Is Your Dog Stressed?

How can I tell if my dog is stressed?

If he's growling, snarling, being destructive or exhibiting other outward signs, it's fairly obvious. If he's not showing outward signs but repeated trips to your vet have not found the cause of his skin or digestive problems or if he's not sleeping through the night, but is up pacing around the house, there is a good chance he's feeling stressed. If your dog's behavior is causing you stress, there is a very good chance that he is also feeling stress. If you are yelling more than praising your dog, you both might be stressed.

What can I do to help my dog overcome stress?

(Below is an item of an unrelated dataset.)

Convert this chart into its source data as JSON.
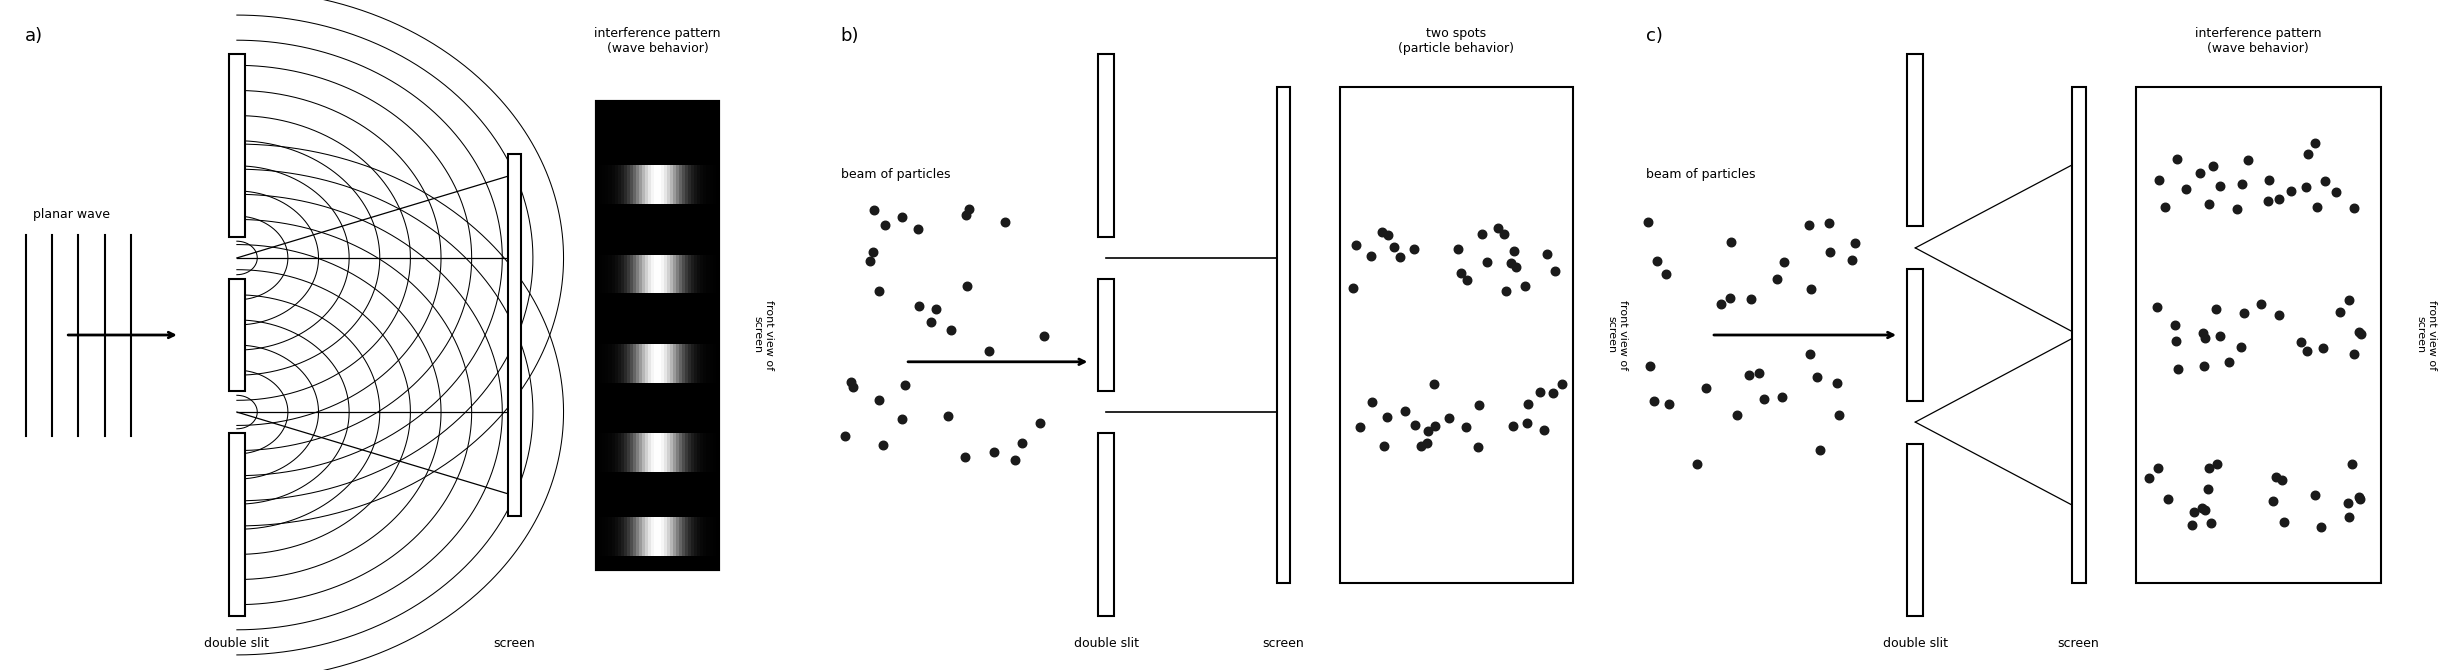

The first step is to find out what is causing the stress. This may take some detective work as dogs can't usually tell us exactly what's causing them anxiety. By asking ourselves the who, what, when, and where questions we try to arrive at the why. Taking a holistic approach, looking at many aspects of our dog's life such as food, safety, shelter and entertainment, can also help determine the cause or causes of the stress. Once a determination of the cause is made then a program to deal with the situation can be developed. This program should take into account the family situation, the breed, age and temperament of the dog and any other circumstances unique to the situation. Here are some common causes of stress in dogs and tips on how to deal with them:

Separation: For some dogs, being separated from their owner can give them a great deal of anxiety. If this seems to be the case with your dog, try the following: Exercise your dog more often, a tired dog is usually less anxious.  Keep your departures and arrivals low-key (don't seem sorry to leave and don't make a big deal about being back).

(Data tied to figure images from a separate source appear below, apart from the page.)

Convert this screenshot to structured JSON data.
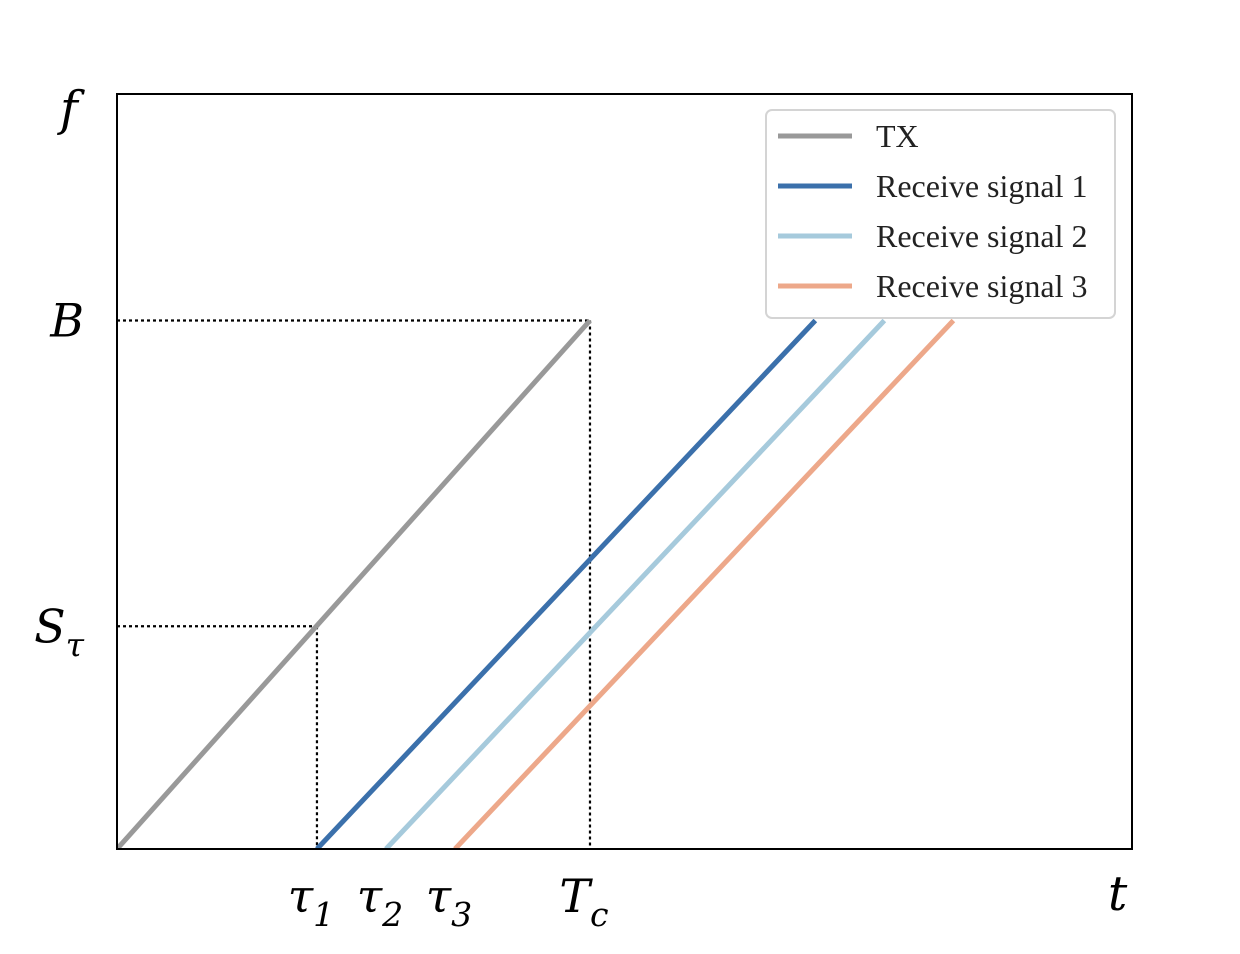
{
  "chart_data": {
    "type": "line",
    "xlabel": "t",
    "ylabel": "f",
    "xlim": [
      0,
      1
    ],
    "ylim": [
      0,
      1
    ],
    "y_tick_labels": [
      {
        "label": "B",
        "sub": "",
        "value": 0.7
      },
      {
        "label": "S",
        "sub": "τ",
        "value": 0.295
      }
    ],
    "x_tick_labels": [
      {
        "label": "τ",
        "sub": "1",
        "value": 0.197
      },
      {
        "label": "τ",
        "sub": "2",
        "value": 0.265
      },
      {
        "label": "τ",
        "sub": "3",
        "value": 0.333
      },
      {
        "label": "T",
        "sub": "c",
        "value": 0.466
      }
    ],
    "series": [
      {
        "name": "TX",
        "color": "#999999",
        "x": [
          0,
          0.466
        ],
        "y": [
          0,
          0.7
        ]
      },
      {
        "name": "Receive signal 1",
        "color": "#3b70ab",
        "x": [
          0.197,
          0.688
        ],
        "y": [
          0,
          0.7
        ]
      },
      {
        "name": "Receive signal 2",
        "color": "#a6cadc",
        "x": [
          0.265,
          0.756
        ],
        "y": [
          0,
          0.7
        ]
      },
      {
        "name": "Receive signal 3",
        "color": "#eda88a",
        "x": [
          0.333,
          0.824
        ],
        "y": [
          0,
          0.7
        ]
      }
    ],
    "guides": [
      {
        "from": [
          0,
          0.7
        ],
        "to": [
          0.466,
          0.7
        ]
      },
      {
        "from": [
          0.466,
          0.7
        ],
        "to": [
          0.466,
          0
        ]
      },
      {
        "from": [
          0,
          0.295
        ],
        "to": [
          0.197,
          0.295
        ]
      },
      {
        "from": [
          0.197,
          0.295
        ],
        "to": [
          0.197,
          0
        ]
      }
    ],
    "legend": "top-right",
    "grid": false
  }
}
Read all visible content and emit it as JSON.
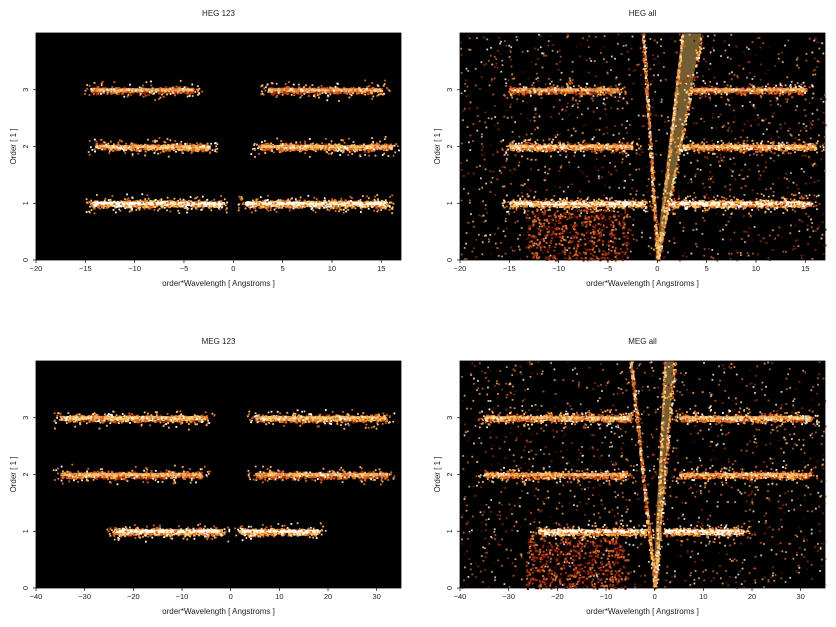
{
  "figure": {
    "background": "#ffffff",
    "plot_background": "#000000",
    "colormap": [
      "#000000",
      "#5a0600",
      "#a32a00",
      "#e0661a",
      "#ffc04d",
      "#ffffff"
    ]
  },
  "chart_data": [
    {
      "type": "heatmap",
      "title": "HEG 123",
      "xlabel": "order*Wavelength [ Angstroms ]",
      "ylabel": "Order [ 1 ]",
      "xlim": [
        -20,
        17
      ],
      "ylim": [
        0,
        4
      ],
      "xticks": [
        -20,
        -15,
        -10,
        -5,
        0,
        5,
        10,
        15
      ],
      "yticks": [
        0,
        1,
        2,
        3
      ],
      "grid": false,
      "bands": [
        {
          "order": 1,
          "x_ranges": [
            [
              -14.5,
              -1.2
            ],
            [
              1.2,
              15.5
            ]
          ],
          "intensity": 1.0
        },
        {
          "order": 2,
          "x_ranges": [
            [
              -14.0,
              -2.5
            ],
            [
              2.5,
              16.0
            ]
          ],
          "intensity": 0.85
        },
        {
          "order": 3,
          "x_ranges": [
            [
              -14.5,
              -4.0
            ],
            [
              3.5,
              15.0
            ]
          ],
          "intensity": 0.7
        }
      ],
      "leakage": false
    },
    {
      "type": "heatmap",
      "title": "HEG all",
      "xlabel": "order*Wavelength [ Angstroms ]",
      "ylabel": "Order [ 1 ]",
      "xlim": [
        -20,
        17
      ],
      "ylim": [
        0,
        4
      ],
      "xticks": [
        -20,
        -15,
        -10,
        -5,
        0,
        5,
        10,
        15
      ],
      "yticks": [
        0,
        1,
        2,
        3
      ],
      "grid": false,
      "bands": [
        {
          "order": 1,
          "x_ranges": [
            [
              -15.0,
              -1.2
            ],
            [
              1.2,
              15.5
            ]
          ],
          "intensity": 1.0
        },
        {
          "order": 2,
          "x_ranges": [
            [
              -15.0,
              -2.5
            ],
            [
              2.5,
              16.0
            ]
          ],
          "intensity": 0.85
        },
        {
          "order": 3,
          "x_ranges": [
            [
              -15.0,
              -4.0
            ],
            [
              3.5,
              15.0
            ]
          ],
          "intensity": 0.7
        }
      ],
      "leakage": true
    },
    {
      "type": "heatmap",
      "title": "MEG 123",
      "xlabel": "order*Wavelength [ Angstroms ]",
      "ylabel": "Order [ 1 ]",
      "xlim": [
        -40,
        35
      ],
      "ylim": [
        0,
        4
      ],
      "xticks": [
        -40,
        -30,
        -20,
        -10,
        0,
        10,
        20,
        30
      ],
      "yticks": [
        0,
        1,
        2,
        3
      ],
      "grid": false,
      "bands": [
        {
          "order": 1,
          "x_ranges": [
            [
              -24.0,
              -2.0
            ],
            [
              2.0,
              18.0
            ]
          ],
          "intensity": 1.0
        },
        {
          "order": 2,
          "x_ranges": [
            [
              -35.0,
              -6.0
            ],
            [
              5.0,
              32.0
            ]
          ],
          "intensity": 0.75
        },
        {
          "order": 3,
          "x_ranges": [
            [
              -35.0,
              -5.0
            ],
            [
              5.0,
              32.0
            ]
          ],
          "intensity": 0.85
        }
      ],
      "leakage": false
    },
    {
      "type": "heatmap",
      "title": "MEG all",
      "xlabel": "order*Wavelength [ Angstroms ]",
      "ylabel": "Order [ 1 ]",
      "xlim": [
        -40,
        35
      ],
      "ylim": [
        0,
        4
      ],
      "xticks": [
        -40,
        -30,
        -20,
        -10,
        0,
        10,
        20,
        30
      ],
      "yticks": [
        0,
        1,
        2,
        3
      ],
      "grid": false,
      "bands": [
        {
          "order": 1,
          "x_ranges": [
            [
              -24.0,
              -2.0
            ],
            [
              2.0,
              18.0
            ]
          ],
          "intensity": 1.0
        },
        {
          "order": 2,
          "x_ranges": [
            [
              -35.0,
              -6.0
            ],
            [
              5.0,
              32.0
            ]
          ],
          "intensity": 0.75
        },
        {
          "order": 3,
          "x_ranges": [
            [
              -35.0,
              -5.0
            ],
            [
              5.0,
              32.0
            ]
          ],
          "intensity": 0.85
        }
      ],
      "leakage": true
    }
  ]
}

New people: Having guests visiting your home can be a bit overwhelming for certain dogs. If your dog seems to get stressed out when you have people over, try the following over a period of several weeks: Start with inviting one person who the dog is fond of and have him/her give the dog a treat and a calm petting. Later bring in a group that the dog is familiar with plus one person the dog does not know, so he/she gets used to groups of people, all the while encouraging good behavior with petting and treats.  Children, with their high energy, can be particularly taxing on some dogs. Again, get the dog used to one child first and slowly over a period of time get him/her used to greater numbers.

Noise: Dogs have excellent hearing, therefore loud noises such as fireworks, the TV, construction, arguing, etc can be very stressful for dogs. If your dog becomes scared or anxious in the presence of loud noise, it is important that you don't try to comfort your dog, as that would confirm to the animal that there really is something to be scared of and how he/she is reacting is the desired response.

If you're not sure what is causing your dog's stress or you are not having success in relieving it, in-home training can help; by observing the situation and talking with the family, a trained therapist can help uncover the causes of stress and develop a program tailored to help alleviate the problems.